Sadly I can't tell anything from that crash dump. I do have one guess and will see if I can find anyway to make it crash.
Also, if they are not already in your plans there are three features that I would very much love to see.
The ability to name the macro.
The ability to Delete(!) a macro.
The ability to alter the position of commands in the macro.
(Had to delete half a macro because I missed a command.)
They are all in the plans. Currently you can do all 3 by editting the interface.txt. The naming is an optional field on both macros and key bindings. For example [BIND:SELECT:Do the highlighted thing]
Also I would suggest that if you have large complex macros you take advantage of macros being able to run macros, and split the large macro apart.

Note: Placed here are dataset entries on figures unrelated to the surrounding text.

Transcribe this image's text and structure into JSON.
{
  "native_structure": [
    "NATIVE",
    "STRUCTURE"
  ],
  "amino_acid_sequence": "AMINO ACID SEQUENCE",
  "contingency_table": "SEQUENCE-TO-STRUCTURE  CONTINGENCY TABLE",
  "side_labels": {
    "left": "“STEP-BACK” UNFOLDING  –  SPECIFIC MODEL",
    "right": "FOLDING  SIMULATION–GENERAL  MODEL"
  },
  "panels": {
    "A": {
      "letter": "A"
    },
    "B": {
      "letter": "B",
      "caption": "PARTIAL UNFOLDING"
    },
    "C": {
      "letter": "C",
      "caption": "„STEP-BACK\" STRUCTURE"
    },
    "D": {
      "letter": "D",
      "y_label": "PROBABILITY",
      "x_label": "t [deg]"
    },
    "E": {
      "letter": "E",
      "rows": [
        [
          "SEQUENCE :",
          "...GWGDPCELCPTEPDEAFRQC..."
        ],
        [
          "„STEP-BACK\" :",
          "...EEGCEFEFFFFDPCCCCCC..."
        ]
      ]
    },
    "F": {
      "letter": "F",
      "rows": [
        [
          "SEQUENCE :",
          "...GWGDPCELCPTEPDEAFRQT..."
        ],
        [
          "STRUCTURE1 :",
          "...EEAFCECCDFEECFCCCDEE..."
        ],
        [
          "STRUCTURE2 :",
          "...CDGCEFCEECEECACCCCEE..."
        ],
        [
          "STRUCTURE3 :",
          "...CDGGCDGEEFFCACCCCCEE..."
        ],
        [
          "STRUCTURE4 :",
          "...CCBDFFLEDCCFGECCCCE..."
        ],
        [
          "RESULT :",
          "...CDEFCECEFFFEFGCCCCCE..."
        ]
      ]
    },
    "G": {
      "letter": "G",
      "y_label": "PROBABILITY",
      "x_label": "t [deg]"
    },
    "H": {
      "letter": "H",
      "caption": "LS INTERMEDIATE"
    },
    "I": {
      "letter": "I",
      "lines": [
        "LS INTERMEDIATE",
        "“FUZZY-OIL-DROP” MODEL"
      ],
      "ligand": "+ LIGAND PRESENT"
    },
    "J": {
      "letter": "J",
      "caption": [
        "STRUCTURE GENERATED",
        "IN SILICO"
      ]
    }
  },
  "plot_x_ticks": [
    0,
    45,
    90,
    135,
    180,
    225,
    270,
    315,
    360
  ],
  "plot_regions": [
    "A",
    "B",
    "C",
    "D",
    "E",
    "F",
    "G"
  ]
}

Edit #2: Just noticed that the scan keys I had saved for my macros did not cleanly load. I was using shift+ctrl+# Where # was 1-4 for the four macros I had saved. The value showing for the key binding on load for all four macro's is Ctrl+None
I will look into this.
Two minor issues:
- One, holding down shift to make the cursor move faster doesn't work on the number pad when number lock is on. Not exactly a big deal but you were able to do so as recently as d11.
I can't change that for the default interface settings. It is an OS level thing to convert the Shift+Numpad# sequences to a number character. The default interface.txt binds the number characters to support laptops and other systems without a number pad. If you remove the bindings that say '1', '2', '3', etc. Then the 'Numpad #' bindings will get full control in both Numlock states, and they will detect the usage of shift without OS interference.
- Two, the keyboard shortcuts still aren't totally working. In particular, I've used "shift +" and "shift -" forever, but even though it looks like you can set in the binding menu using "Add Scan Key," it doesn't actually work.
I think you will have to be more specific about what you think is wrong. I somewhat baffled as to your meaning.